Procédure devant la Cour :
Par une requête, enregistrée le 1er décembre 2017, M.B..., représentée Me A..., demande à la Cour, à titre principal :
1°) d'annuler le jugement du tribunal administratif de Montpellier du 24 juillet 2017 ;
2°) d'annuler l'article 1er de l'arrêté du préfet de l'Hérault du 18 juillet 2017 portant sur l'assignation à résidence dans le département de l'Hérault pour une durée de 45 jours à compter du 18 juillet 2017 ;
3°) d'annuler l'article 2 de l'arrêté du préfet de l'Hérault du 18 juillet 2017 portant sur l'obligation de présentation tous les lundi, mardi, mercredi, jeudi et vendredi à 16 heures, muni de ses effets personnels dans les locaux de la police aux frontières de Montpellier ;
4°) d'annuler l'article 3 de l'arrêté du préfet de l'Hérault du 18 juillet 2017 portant sur l'interdiction de sortir du département de l'Hérault sans autorisation ;
5°) à titre subsidiaire, de saisir le Conseil d'Etat pour avis ou de la Cour de Justice de l'Union Européenne d'une question préjudicielle ;
6°) de mettre à la charge de l'Etat une somme de 1 500 euros au titre de l'article L. 761-1 du code de justice administrative et des articles 37 et 75 de la loi du 10 juillet 1991.
Il soutient que :
Sur le bien-fondé du jugement :
- le risque de fuite n'est pas défini par la loi, l'assignation à résidence pour ce motif n'est pas possible, dès lors l'article L. 561-2 du code de l'entrée et du séjour des étrangers et du droit d'asile doit être écarté comme méconnaissant l'article 28 du règlement (UE) n° 604/2013 du Parlement européen et l'article 8 de la directive 2013/33/UE du Parlement européen et du Conseil du 26 juin 2013 ; le tribunal administratif a commis une erreur de droit ;
- le juge de première instance a commis une erreur de droit en écartant le caractère disproportionné de la mesure d'assignation à résidence ; il ne représente pas de risque de fuite ;
Sur la décision l'assignant à résidence :
- elle est entachée d'un défaut de motivation ;
- elle est entachée d'une erreur de fait, dès lors qu'il ne présente aucun risque de fuite ;
- elle est entachée d'une erreur en droit sur l'application des dispositions de l'article L. 561-2 du code de l'entrée et du séjour des étrangers et du droit d'asile dès lors qu'il ne remplissait pas les critères de cet article pour se voir notifier d'une telle décision ;
- elle a été prise en méconnaissance des dispositions de l'article L. 561-1 du code de l'entrée et du séjour des étrangers et du droit d'asile en ce que l'administration n'avait pas à lui imposer de telles contraintes de présentation, chaque jour de la semaine muni de ses effets personnels ;
- le préfet de l'Hérault a commis un détournement de pouvoir dès lors que l'objet de cette assignation était de pouvoir basculer sans motifs légitimes et légaux dans le cadre d'une mesure de placement en rétention afin de procéder à son transfert ;
- ce détournement de pouvoir est confirmé par son placement en rétention le 25 juillet 2017 puis par le transfert en Italie le 26 juillet ;
- elle est entachée d'une erreur manifeste d'appréciation en ce que le pointage tous les jours de la semaine à 16h l'a empêché de suivre des cours de français ou des activités du centre d'accueil et d'accompagnement ;
- ce pointage quotidien a été également un facteur d'une grande anxiété et d'un stress important dans un parcours de vie déjà difficile, qui a porté atteinte à sa santé mentale, à sa dignité, et à sa vie privée.
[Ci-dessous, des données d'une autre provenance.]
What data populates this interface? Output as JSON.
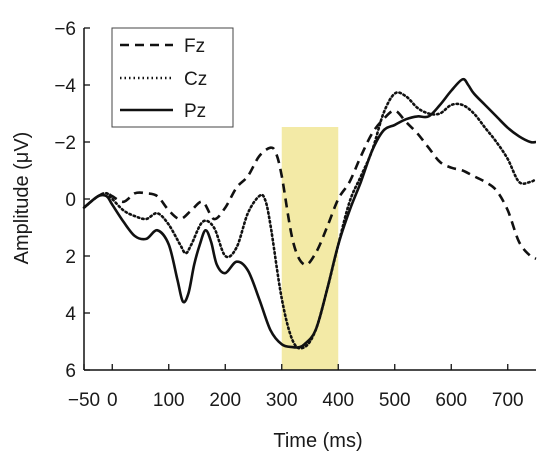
{
  "chart_data": {
    "type": "line",
    "xlabel": "Time (ms)",
    "ylabel": "Amplitude (μV)",
    "xlim": [
      -50,
      750
    ],
    "ylim": [
      6,
      -6
    ],
    "y_axis_inverted": true,
    "xticks": [
      -50,
      0,
      100,
      200,
      300,
      400,
      500,
      600,
      700
    ],
    "xtick_labels": [
      "−50",
      "0",
      "100",
      "200",
      "300",
      "400",
      "500",
      "600",
      "700"
    ],
    "yticks": [
      -6,
      -4,
      -2,
      0,
      2,
      4,
      6
    ],
    "ytick_labels": [
      "−6",
      "−4",
      "−2",
      "0",
      "2",
      "4",
      "6"
    ],
    "highlight": {
      "x_start": 300,
      "x_end": 400,
      "color": "#f3eaa6"
    },
    "legend_position": "top-left",
    "series": [
      {
        "name": "Fz",
        "style": "dashed",
        "color": "#111111",
        "x": [
          -50,
          -25,
          -10,
          0,
          20,
          40,
          60,
          80,
          100,
          120,
          140,
          160,
          180,
          200,
          220,
          240,
          260,
          280,
          290,
          300,
          320,
          340,
          360,
          380,
          400,
          420,
          440,
          460,
          480,
          500,
          520,
          540,
          560,
          580,
          600,
          620,
          640,
          660,
          680,
          700,
          720,
          740,
          750
        ],
        "y": [
          0.3,
          -0.1,
          -0.2,
          -0.1,
          0.1,
          -0.2,
          -0.2,
          -0.1,
          0.4,
          0.7,
          0.4,
          0.1,
          0.7,
          0.3,
          -0.4,
          -0.8,
          -1.5,
          -1.8,
          -1.6,
          -0.8,
          1.5,
          2.3,
          1.9,
          1.0,
          0.0,
          -0.6,
          -1.5,
          -2.3,
          -2.8,
          -3.1,
          -2.7,
          -2.3,
          -1.8,
          -1.3,
          -1.1,
          -1.0,
          -0.8,
          -0.6,
          -0.3,
          0.4,
          1.5,
          2.0,
          2.1
        ]
      },
      {
        "name": "Cz",
        "style": "dotted",
        "color": "#111111",
        "x": [
          -50,
          -25,
          -10,
          0,
          20,
          40,
          60,
          80,
          100,
          120,
          130,
          140,
          160,
          180,
          200,
          220,
          240,
          260,
          270,
          280,
          300,
          320,
          340,
          360,
          380,
          400,
          420,
          440,
          460,
          480,
          500,
          520,
          540,
          560,
          580,
          600,
          620,
          640,
          660,
          680,
          700,
          720,
          740,
          750
        ],
        "y": [
          0.3,
          -0.1,
          -0.2,
          0.0,
          0.4,
          0.6,
          0.7,
          0.5,
          0.9,
          1.6,
          1.9,
          1.6,
          0.8,
          1.0,
          2.0,
          1.7,
          0.5,
          -0.1,
          0.0,
          0.9,
          3.5,
          5.0,
          5.2,
          4.6,
          3.2,
          1.6,
          0.1,
          -0.8,
          -1.7,
          -3.0,
          -3.7,
          -3.6,
          -3.2,
          -3.0,
          -3.0,
          -3.3,
          -3.3,
          -3.0,
          -2.5,
          -2.0,
          -1.4,
          -0.6,
          -0.6,
          -0.7
        ]
      },
      {
        "name": "Pz",
        "style": "solid",
        "color": "#111111",
        "x": [
          -50,
          -25,
          -10,
          0,
          20,
          40,
          60,
          80,
          100,
          115,
          125,
          135,
          145,
          155,
          165,
          175,
          185,
          200,
          220,
          240,
          260,
          280,
          300,
          320,
          330,
          340,
          360,
          380,
          400,
          420,
          440,
          460,
          480,
          500,
          520,
          540,
          560,
          580,
          600,
          620,
          630,
          640,
          660,
          680,
          700,
          720,
          740,
          750
        ],
        "y": [
          0.3,
          -0.1,
          -0.1,
          0.2,
          0.8,
          1.3,
          1.4,
          1.1,
          1.6,
          2.8,
          3.6,
          3.3,
          2.3,
          1.6,
          1.1,
          1.5,
          2.3,
          2.6,
          2.2,
          2.5,
          3.5,
          4.6,
          5.1,
          5.2,
          5.2,
          5.1,
          4.6,
          3.2,
          1.6,
          0.4,
          -0.6,
          -1.7,
          -2.4,
          -2.6,
          -2.8,
          -2.9,
          -2.9,
          -3.3,
          -3.8,
          -4.2,
          -4.0,
          -3.7,
          -3.3,
          -2.9,
          -2.5,
          -2.2,
          -2.0,
          -2.0
        ]
      }
    ]
  }
}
Par un mémoire en défense, enregistré le 2 janvier 2019, le préfet de l'Hérault demande à titre principal, un non-lieu à statuer suite à la prise en charge par la France du demandeur d'asile et, à titre subsidiaire, conclut au rejet de la requête d'annulation de l'appelant.
Il fait valoir que :
- M. B...a exécuté sa mesure d'éloignement vers l'Italie le 27 juillet 2017 ;
- la procédure de demande d'asile du requérant a été requalifiée en procédure normale ;
- la demande d'asile de M. B...a été enregistrée à l'Office français de protection des réfugiés et des apatrides (OFPRA) le 20 septembre 2017 ;
- le 13 avril 2018, l'OFPRA a rejeté sa demande d'asile ;
- M. B...a introduit un recours devant la Cour nationale du droit d'asile le 14 juin 2018.
M. B...a été admis à l'aide juridictionnelle totale par une décision du 30 octobre 2017 du bureau d'aide juridictionnelle près le tribunal de grande instance de Marseille.
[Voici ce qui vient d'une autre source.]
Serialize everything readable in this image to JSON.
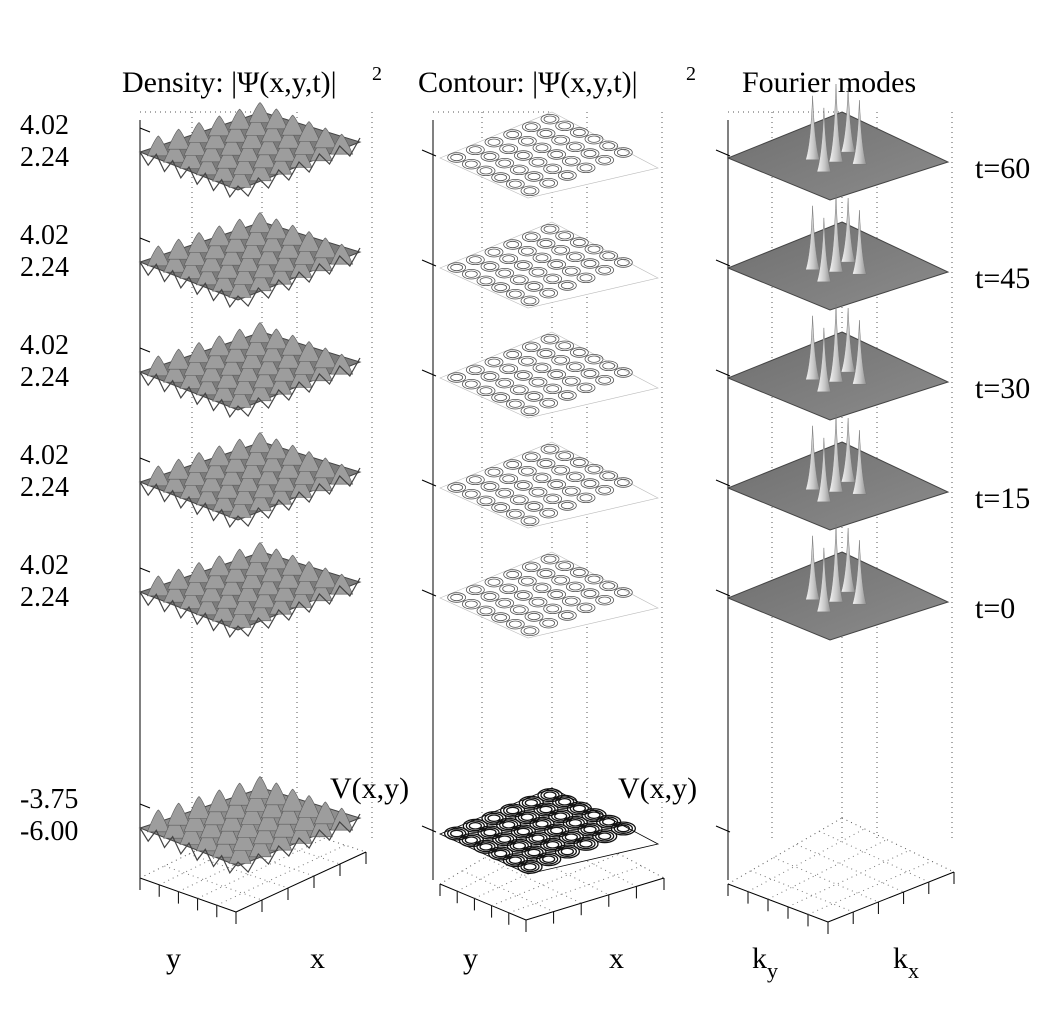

Le président de la formation de jugement a dispensé le rapporteur public, sur sa proposition, de prononcer des conclusions à l'audience.
Les parties ont été régulièrement averties du jour de l'audience.
Le rapport de M. Pecchioli, rapporteur, a été entendu au cours de l'audience publique.
Considérant ce qui suit :
Vu les autres pièces du dossier.
Vu :
- le règlement (UE) n° 604/2013 du Parlement et du Conseil du 26 juin 2013 ;
- la directive 2013/33/UE du Parlement européen et du Conseil du 26 juin 2013,
- le code de l'entrée et du séjour des étrangers et du droit d'asile ;
- la loi n° 91-647 du 10 juillet 1991 et le décret n° 91-1266 du 19 décembre 1991.
- le code de justice administrative.
Considérant ce qui suit :
1. Par un jugement du 24 juillet 2017, le tribunal administratif de Montpellier a rejeté la demande de M.B..., de nationalité soudanaise, né le 1er janvier 1991, tendant à l'annulation de l'arrêté du 18 juillet 2017, par lequel le préfet de l'Hérault a décidé de l'assigner à résidence dans le département de l'Hérault avec interdiction d'en sortir sans autorisation pendant une durée de 45 jours à compter du 18 juillet 2017 et obligation de se présenter tous les jours à 16h00, sauf le samedi et dimanche, dans les locaux de la police aux frontières de Montpellier. M. B...relève appel de ce jugement.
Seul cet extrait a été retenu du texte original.